В печали Смита кроется не одно только предощущение личных трагедий, что было бы узким и внесоциальным. В печали Смита многое: стыд за свою страну, не находящую сил для отпора лживым измышлениям, страх перед будущим своей родины, в которой сегодня начинают клеветать на вчерашних союзников, гордость за русских товарищей и безграничная любовь к своим соотечественникам. Многое живет в печали журналиста Смита. И поэтому печаль его социальна, плодотворна, она чревата будущей радостью, радостью великого открытия Гарри Смита. Он открыл для себя, что Америки сегодня две, что он может с гордостью называться американским журналистом в Америке народной, в Америке, знающей истинную цену Советскому Союзу. И в самый кульминационный момент этой печали Смита, когда уже ясно, что книга его о России никогда не увидит света, что его оставили друзья, что ушла жена, что он беззащитен и одинок, когда уносят из дома последнюю мебель, да и самый дом уже не его,— наступает радость. Наступает прозрение, в скорбную симфонию пьесы вступает тема счастья, счастья новых социальных открытий, счастья от прикосновения к борьбе за правду, за настоящие демократические свободы. И если Смиту, «к его счастью, да-да, к счастью, нет места в Америке Херста, то он найдет свое место в другой Америке в Америке Линкольна, в Америке Рузвельта».

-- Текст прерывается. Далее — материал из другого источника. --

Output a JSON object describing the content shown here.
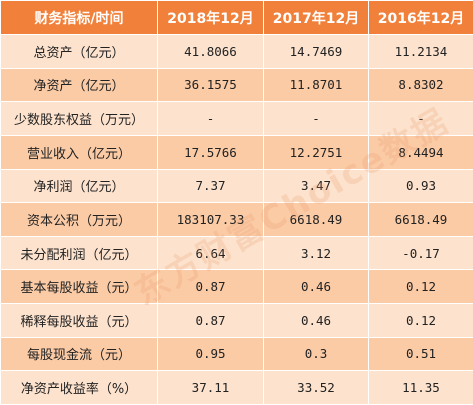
{
  "colors": {
    "header_bg": "#f0803a",
    "row_light": "#fde3ce",
    "row_dark": "#fbcba6",
    "header_text": "#ffffff"
  },
  "header": [
    "财务指标/时间",
    "2018年12月",
    "2017年12月",
    "2016年12月"
  ],
  "rows": [
    [
      "总资产（亿元）",
      "41.8066",
      "14.7469",
      "11.2134"
    ],
    [
      "净资产（亿元）",
      "36.1575",
      "11.8701",
      "8.8302"
    ],
    [
      "少数股东权益（万元）",
      "-",
      "-",
      "-"
    ],
    [
      "营业收入（亿元）",
      "17.5766",
      "12.2751",
      "8.4494"
    ],
    [
      "净利润（亿元）",
      "7.37",
      "3.47",
      "0.93"
    ],
    [
      "资本公积（万元）",
      "183107.33",
      "6618.49",
      "6618.49"
    ],
    [
      "未分配利润（亿元）",
      "6.64",
      "3.12",
      "-0.17"
    ],
    [
      "基本每股收益（元）",
      "0.87",
      "0.46",
      "0.12"
    ],
    [
      "稀释每股收益（元）",
      "0.87",
      "0.46",
      "0.12"
    ],
    [
      "每股现金流（元）",
      "0.95",
      "0.3",
      "0.51"
    ],
    [
      "净资产收益率（%）",
      "37.11",
      "33.52",
      "11.35"
    ]
  ],
  "watermark": "东方财富Choice数据"
}
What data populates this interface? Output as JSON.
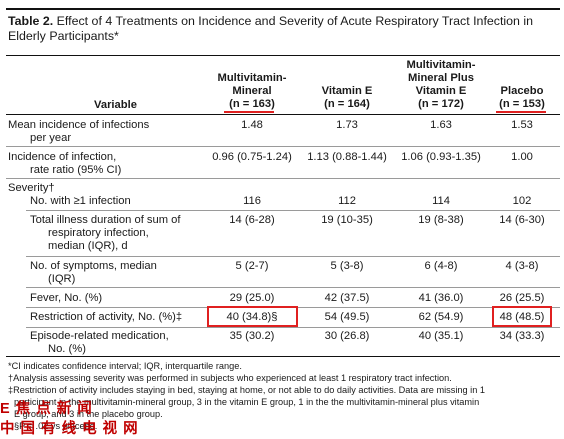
{
  "title": {
    "label": "Table 2.",
    "text": " Effect of 4 Treatments on Incidence and Severity of Acute Respiratory Tract Infection in Elderly Participants*"
  },
  "columns": {
    "variable": "Variable",
    "c1": {
      "name_line1": "Multivitamin-",
      "name_line2": "Mineral",
      "n": "(n = 163)"
    },
    "c2": {
      "name_line1": "Vitamin E",
      "n": "(n = 164)"
    },
    "c3": {
      "name_line1": "Multivitamin-",
      "name_line2": "Mineral Plus",
      "name_line3": "Vitamin E",
      "n": "(n = 172)"
    },
    "c4": {
      "name_line1": "Placebo",
      "n": "(n = 153)"
    }
  },
  "rows": [
    {
      "label_line1": "Mean incidence of infections",
      "label_line2": "per year",
      "values": [
        "1.48",
        "1.73",
        "1.63",
        "1.53"
      ]
    },
    {
      "label_line1": "Incidence of infection,",
      "label_line2": "rate ratio (95% CI)",
      "values": [
        "0.96 (0.75-1.24)",
        "1.13 (0.88-1.44)",
        "1.06 (0.93-1.35)",
        "1.00"
      ]
    },
    {
      "label_line1": "Severity†"
    },
    {
      "label_line1": "No. with ≥1 infection",
      "values": [
        "116",
        "112",
        "114",
        "102"
      ]
    },
    {
      "label_line1": "Total illness duration of sum of",
      "label_line2": "respiratory infection,",
      "label_line3": "median (IQR), d",
      "values": [
        "14 (6-28)",
        "19 (10-35)",
        "19 (8-38)",
        "14 (6-30)"
      ]
    },
    {
      "label_line1": "No. of symptoms, median",
      "label_line2": "(IQR)",
      "values": [
        "5 (2-7)",
        "5 (3-8)",
        "6 (4-8)",
        "4 (3-8)"
      ]
    },
    {
      "label_line1": "Fever, No. (%)",
      "values": [
        "29 (25.0)",
        "42 (37.5)",
        "41 (36.0)",
        "26 (25.5)"
      ]
    },
    {
      "label_line1": "Restriction of activity, No. (%)‡",
      "values": [
        "40 (34.8)§",
        "54 (49.5)",
        "62 (54.9)",
        "48 (48.5)"
      ]
    },
    {
      "label_line1": "Episode-related medication,",
      "label_line2": "No. (%)",
      "values": [
        "35 (30.2)",
        "30 (26.8)",
        "40 (35.1)",
        "34 (33.3)"
      ]
    }
  ],
  "footnotes": {
    "f1": "*CI indicates confidence interval; IQR, interquartile range.",
    "f2": "†Analysis assessing severity was performed in subjects who experienced at least 1 respiratory tract infection.",
    "f3": "‡Restriction of activity includes staying in bed, staying at home, or not able to do daily activities. Data are missing in 1",
    "f4": "  participant in the multivitamin-mineral group, 3 in the vitamin E group, 1 in the the multivitamin-mineral plus vitamin",
    "f5": "  E group, and 3 in the placebo group.",
    "f6": "  §P = .02 vs placebo."
  },
  "watermark": {
    "line1": "E 焦 点 新 闻",
    "line2": "中 国 有 线 电 视 网"
  },
  "highlight_color": "#e02020"
}
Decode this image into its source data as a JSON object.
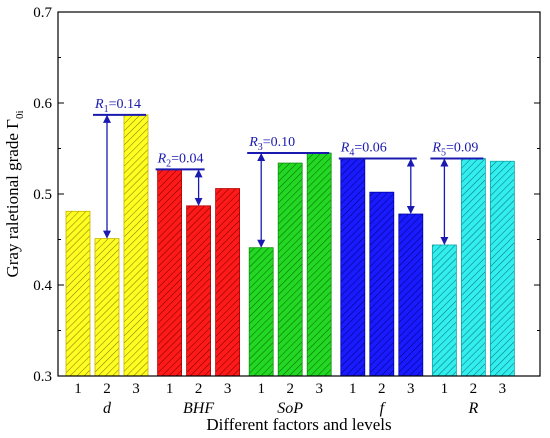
{
  "chart_data": {
    "type": "bar",
    "ylabel": "Gray raletional grade Γ",
    "ylabel_sub": "0i",
    "xlabel": "Different factors and levels",
    "ylim": [
      0.3,
      0.7
    ],
    "yticks": [
      "0.3",
      "0.4",
      "0.5",
      "0.6",
      "0.7"
    ],
    "groups": [
      {
        "name": "d",
        "levels": [
          "1",
          "2",
          "3"
        ],
        "values": [
          0.481,
          0.451,
          0.587
        ],
        "color": "#ffff22",
        "stroke": "#c8b400",
        "hatch": "#8a7a00",
        "range": {
          "label_main": "R",
          "label_sub": "1",
          "label_val": "=0.14"
        }
      },
      {
        "name": "BHF",
        "levels": [
          "1",
          "2",
          "3"
        ],
        "values": [
          0.527,
          0.487,
          0.506
        ],
        "color": "#ff1a1a",
        "stroke": "#b00000",
        "hatch": "#7a0000",
        "range": {
          "label_main": "R",
          "label_sub": "2",
          "label_val": "=0.04"
        }
      },
      {
        "name": "SoP",
        "levels": [
          "1",
          "2",
          "3"
        ],
        "values": [
          0.441,
          0.534,
          0.545
        ],
        "color": "#22d822",
        "stroke": "#0f8f0f",
        "hatch": "#0a6a0a",
        "range": {
          "label_main": "R",
          "label_sub": "3",
          "label_val": "=0.10"
        }
      },
      {
        "name": "f",
        "levels": [
          "1",
          "2",
          "3"
        ],
        "values": [
          0.539,
          0.502,
          0.478
        ],
        "color": "#1a1aff",
        "stroke": "#0000aa",
        "hatch": "#000080",
        "range": {
          "label_main": "R",
          "label_sub": "4",
          "label_val": "=0.06"
        }
      },
      {
        "name": "R",
        "levels": [
          "1",
          "2",
          "3"
        ],
        "values": [
          0.444,
          0.539,
          0.536
        ],
        "color": "#33eeee",
        "stroke": "#10a8a8",
        "hatch": "#087878",
        "range": {
          "label_main": "R",
          "label_sub": "5",
          "label_val": "=0.09"
        }
      }
    ],
    "range_color": "#1a1ab0",
    "grid": false
  }
}
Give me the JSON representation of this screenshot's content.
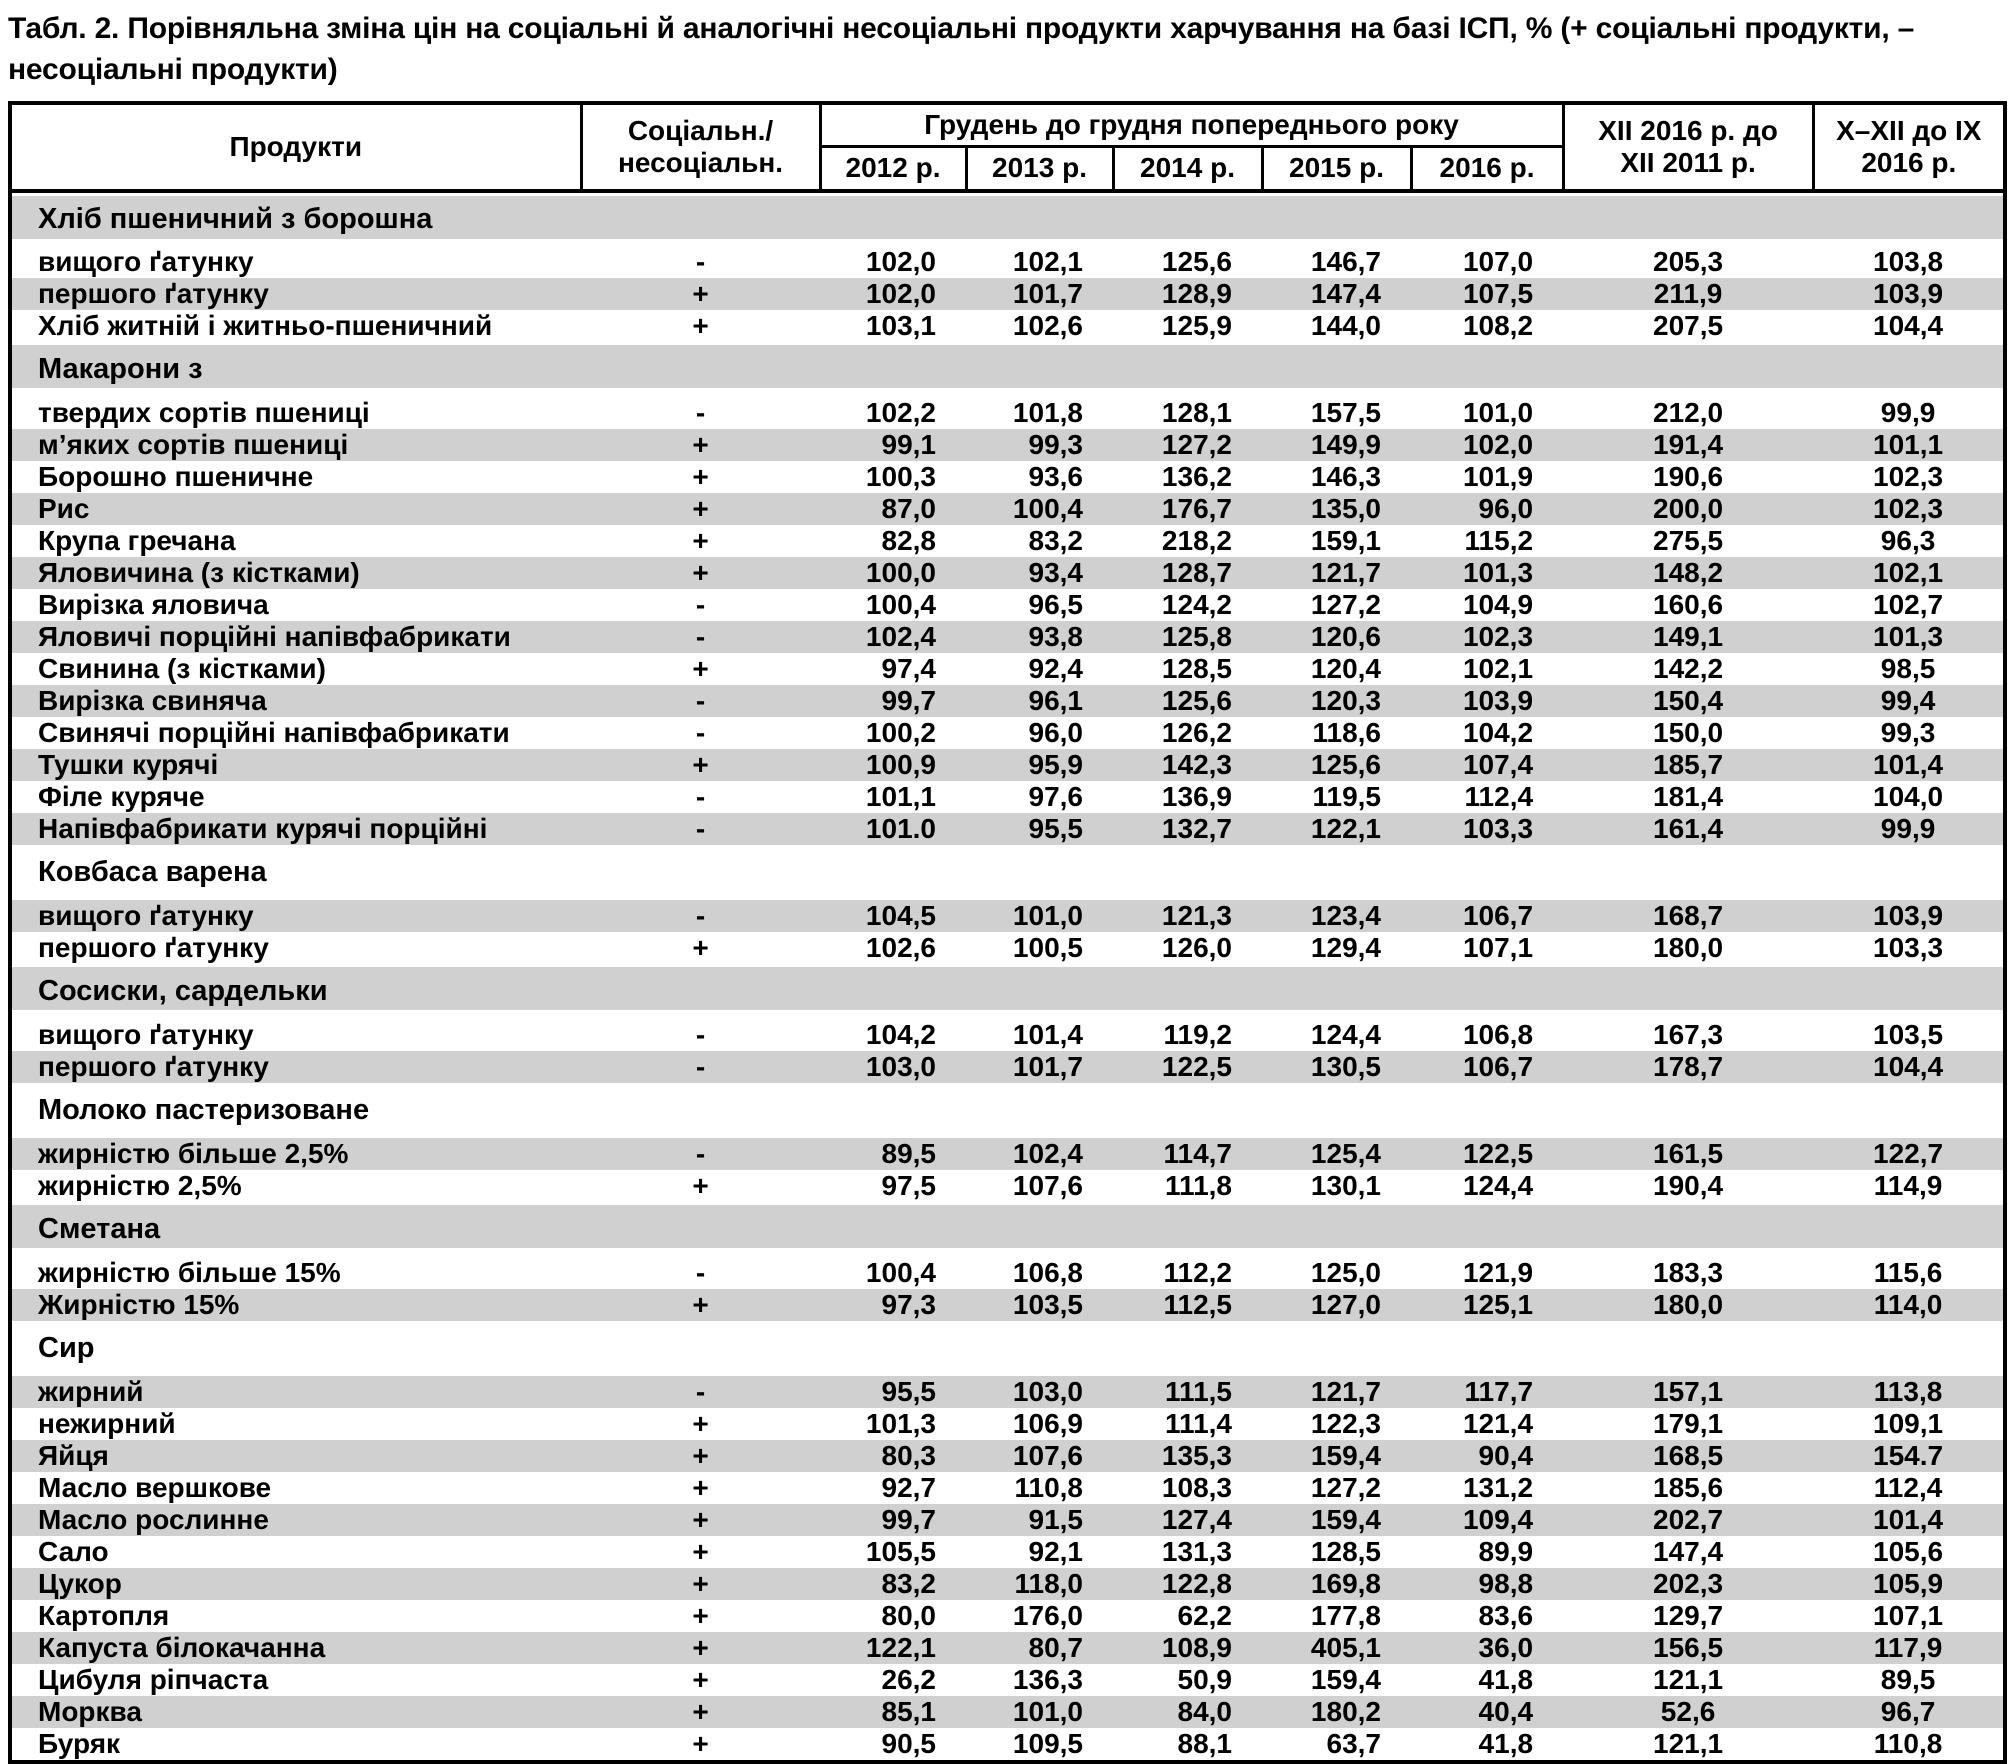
{
  "title": "Табл. 2. Порівняльна зміна цін на соціальні й аналогічні несоціальні продукти харчування на базі ІСП, % (+ соціальні продукти, – несоціальні продукти)",
  "colors": {
    "stripe": "#d0d0d0",
    "border": "#000000",
    "background": "#ffffff"
  },
  "table": {
    "headers": {
      "products": "Продукти",
      "social_line1": "Соціальн./",
      "social_line2": "несоціальн.",
      "group": "Грудень до грудня попереднього року",
      "years": [
        "2012 р.",
        "2013 р.",
        "2014 р.",
        "2015 р.",
        "2016 р."
      ],
      "xii_line1": "XII 2016 р. до",
      "xii_line2": "XII 2011 р.",
      "q4_line1": "X–XII до IX",
      "q4_line2": "2016 р."
    },
    "rows": [
      {
        "type": "section",
        "label": "Хліб пшеничний з борошна"
      },
      {
        "type": "data",
        "label": "вищого ґатунку",
        "sign": "-",
        "values": [
          "102,0",
          "102,1",
          "125,6",
          "146,7",
          "107,0",
          "205,3",
          "103,8"
        ]
      },
      {
        "type": "data",
        "label": "першого ґатунку",
        "sign": "+",
        "values": [
          "102,0",
          "101,7",
          "128,9",
          "147,4",
          "107,5",
          "211,9",
          "103,9"
        ]
      },
      {
        "type": "data",
        "label": "Хліб житній і житньо-пшеничний",
        "sign": "+",
        "values": [
          "103,1",
          "102,6",
          "125,9",
          "144,0",
          "108,2",
          "207,5",
          "104,4"
        ]
      },
      {
        "type": "section",
        "label": "Макарони з"
      },
      {
        "type": "data",
        "label": "твердих сортів пшениці",
        "sign": "-",
        "values": [
          "102,2",
          "101,8",
          "128,1",
          "157,5",
          "101,0",
          "212,0",
          "99,9"
        ]
      },
      {
        "type": "data",
        "label": "м’яких сортів пшениці",
        "sign": "+",
        "values": [
          "99,1",
          "99,3",
          "127,2",
          "149,9",
          "102,0",
          "191,4",
          "101,1"
        ]
      },
      {
        "type": "data",
        "label": "Борошно пшеничне",
        "sign": "+",
        "values": [
          "100,3",
          "93,6",
          "136,2",
          "146,3",
          "101,9",
          "190,6",
          "102,3"
        ]
      },
      {
        "type": "data",
        "label": "Рис",
        "sign": "+",
        "values": [
          "87,0",
          "100,4",
          "176,7",
          "135,0",
          "96,0",
          "200,0",
          "102,3"
        ]
      },
      {
        "type": "data",
        "label": "Крупа гречана",
        "sign": "+",
        "values": [
          "82,8",
          "83,2",
          "218,2",
          "159,1",
          "115,2",
          "275,5",
          "96,3"
        ]
      },
      {
        "type": "data",
        "label": "Яловичина (з кістками)",
        "sign": "+",
        "values": [
          "100,0",
          "93,4",
          "128,7",
          "121,7",
          "101,3",
          "148,2",
          "102,1"
        ]
      },
      {
        "type": "data",
        "label": "Вирізка яловича",
        "sign": "-",
        "values": [
          "100,4",
          "96,5",
          "124,2",
          "127,2",
          "104,9",
          "160,6",
          "102,7"
        ]
      },
      {
        "type": "data",
        "label": "Яловичі порційні напівфабрикати",
        "sign": "-",
        "values": [
          "102,4",
          "93,8",
          "125,8",
          "120,6",
          "102,3",
          "149,1",
          "101,3"
        ]
      },
      {
        "type": "data",
        "label": "Свинина (з кістками)",
        "sign": "+",
        "values": [
          "97,4",
          "92,4",
          "128,5",
          "120,4",
          "102,1",
          "142,2",
          "98,5"
        ]
      },
      {
        "type": "data",
        "label": "Вирізка свиняча",
        "sign": "-",
        "values": [
          "99,7",
          "96,1",
          "125,6",
          "120,3",
          "103,9",
          "150,4",
          "99,4"
        ]
      },
      {
        "type": "data",
        "label": "Свинячі порційні напівфабрикати",
        "sign": "-",
        "values": [
          "100,2",
          "96,0",
          "126,2",
          "118,6",
          "104,2",
          "150,0",
          "99,3"
        ]
      },
      {
        "type": "data",
        "label": "Тушки курячі",
        "sign": "+",
        "values": [
          "100,9",
          "95,9",
          "142,3",
          "125,6",
          "107,4",
          "185,7",
          "101,4"
        ]
      },
      {
        "type": "data",
        "label": "Філе куряче",
        "sign": "-",
        "values": [
          "101,1",
          "97,6",
          "136,9",
          "119,5",
          "112,4",
          "181,4",
          "104,0"
        ]
      },
      {
        "type": "data",
        "label": "Напівфабрикати курячі порційні",
        "sign": "-",
        "values": [
          "101.0",
          "95,5",
          "132,7",
          "122,1",
          "103,3",
          "161,4",
          "99,9"
        ]
      },
      {
        "type": "section",
        "label": "Ковбаса варена"
      },
      {
        "type": "data",
        "label": "вищого ґатунку",
        "sign": "-",
        "values": [
          "104,5",
          "101,0",
          "121,3",
          "123,4",
          "106,7",
          "168,7",
          "103,9"
        ]
      },
      {
        "type": "data",
        "label": "першого ґатунку",
        "sign": "+",
        "values": [
          "102,6",
          "100,5",
          "126,0",
          "129,4",
          "107,1",
          "180,0",
          "103,3"
        ]
      },
      {
        "type": "section",
        "label": "Сосиски, сардельки"
      },
      {
        "type": "data",
        "label": "вищого ґатунку",
        "sign": "-",
        "values": [
          "104,2",
          "101,4",
          "119,2",
          "124,4",
          "106,8",
          "167,3",
          "103,5"
        ]
      },
      {
        "type": "data",
        "label": "першого ґатунку",
        "sign": "-",
        "values": [
          "103,0",
          "101,7",
          "122,5",
          "130,5",
          "106,7",
          "178,7",
          "104,4"
        ]
      },
      {
        "type": "section",
        "label": "Молоко пастеризоване"
      },
      {
        "type": "data",
        "label": "жирністю більше 2,5%",
        "sign": "-",
        "values": [
          "89,5",
          "102,4",
          "114,7",
          "125,4",
          "122,5",
          "161,5",
          "122,7"
        ]
      },
      {
        "type": "data",
        "label": "жирністю 2,5%",
        "sign": "+",
        "values": [
          "97,5",
          "107,6",
          "111,8",
          "130,1",
          "124,4",
          "190,4",
          "114,9"
        ]
      },
      {
        "type": "section",
        "label": "Сметана"
      },
      {
        "type": "data",
        "label": "жирністю більше 15%",
        "sign": "-",
        "values": [
          "100,4",
          "106,8",
          "112,2",
          "125,0",
          "121,9",
          "183,3",
          "115,6"
        ]
      },
      {
        "type": "data",
        "label": "Жирністю 15%",
        "sign": "+",
        "values": [
          "97,3",
          "103,5",
          "112,5",
          "127,0",
          "125,1",
          "180,0",
          "114,0"
        ]
      },
      {
        "type": "section",
        "label": "Сир"
      },
      {
        "type": "data",
        "label": "жирний",
        "sign": "-",
        "values": [
          "95,5",
          "103,0",
          "111,5",
          "121,7",
          "117,7",
          "157,1",
          "113,8"
        ]
      },
      {
        "type": "data",
        "label": "нежирний",
        "sign": "+",
        "values": [
          "101,3",
          "106,9",
          "111,4",
          "122,3",
          "121,4",
          "179,1",
          "109,1"
        ]
      },
      {
        "type": "data",
        "label": "Яйця",
        "sign": "+",
        "values": [
          "80,3",
          "107,6",
          "135,3",
          "159,4",
          "90,4",
          "168,5",
          "154.7"
        ]
      },
      {
        "type": "data",
        "label": "Масло вершкове",
        "sign": "+",
        "values": [
          "92,7",
          "110,8",
          "108,3",
          "127,2",
          "131,2",
          "185,6",
          "112,4"
        ]
      },
      {
        "type": "data",
        "label": "Масло рослинне",
        "sign": "+",
        "values": [
          "99,7",
          "91,5",
          "127,4",
          "159,4",
          "109,4",
          "202,7",
          "101,4"
        ]
      },
      {
        "type": "data",
        "label": "Сало",
        "sign": "+",
        "values": [
          "105,5",
          "92,1",
          "131,3",
          "128,5",
          "89,9",
          "147,4",
          "105,6"
        ]
      },
      {
        "type": "data",
        "label": "Цукор",
        "sign": "+",
        "values": [
          "83,2",
          "118,0",
          "122,8",
          "169,8",
          "98,8",
          "202,3",
          "105,9"
        ]
      },
      {
        "type": "data",
        "label": "Картопля",
        "sign": "+",
        "values": [
          "80,0",
          "176,0",
          "62,2",
          "177,8",
          "83,6",
          "129,7",
          "107,1"
        ]
      },
      {
        "type": "data",
        "label": "Капуста білокачанна",
        "sign": "+",
        "values": [
          "122,1",
          "80,7",
          "108,9",
          "405,1",
          "36,0",
          "156,5",
          "117,9"
        ]
      },
      {
        "type": "data",
        "label": "Цибуля ріпчаста",
        "sign": "+",
        "values": [
          "26,2",
          "136,3",
          "50,9",
          "159,4",
          "41,8",
          "121,1",
          "89,5"
        ]
      },
      {
        "type": "data",
        "label": "Морква",
        "sign": "+",
        "values": [
          "85,1",
          "101,0",
          "84,0",
          "180,2",
          "40,4",
          "52,6",
          "96,7"
        ]
      },
      {
        "type": "data",
        "label": "Буряк",
        "sign": "+",
        "values": [
          "90,5",
          "109,5",
          "88,1",
          "63,7",
          "41,8",
          "121,1",
          "110,8"
        ]
      }
    ]
  }
}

Так кончается эта пьеса, и не случайно в конце ее стоит слово «счастье», произнесенное Гарри Смитом именно тогда, когда реальная его жизнь уже обернулась трагедией. Духовное счастье и жизненная катастрофа не всегда совпадают, когда дело идет о личности, о гражданском мужестве, о счастье социальных прозрений. Но к этому счастью вел Смита длинный и трудный путь, его печаль была взорвана, расколота, уничтожена этим новым общественным счастьем, он вырос и возмужал в самом ходе драмы. И поэтому это характер, поэтому это личность, поэтому читателям и зрителям было интересно встречаться с американским журналистом Гарри Смитом.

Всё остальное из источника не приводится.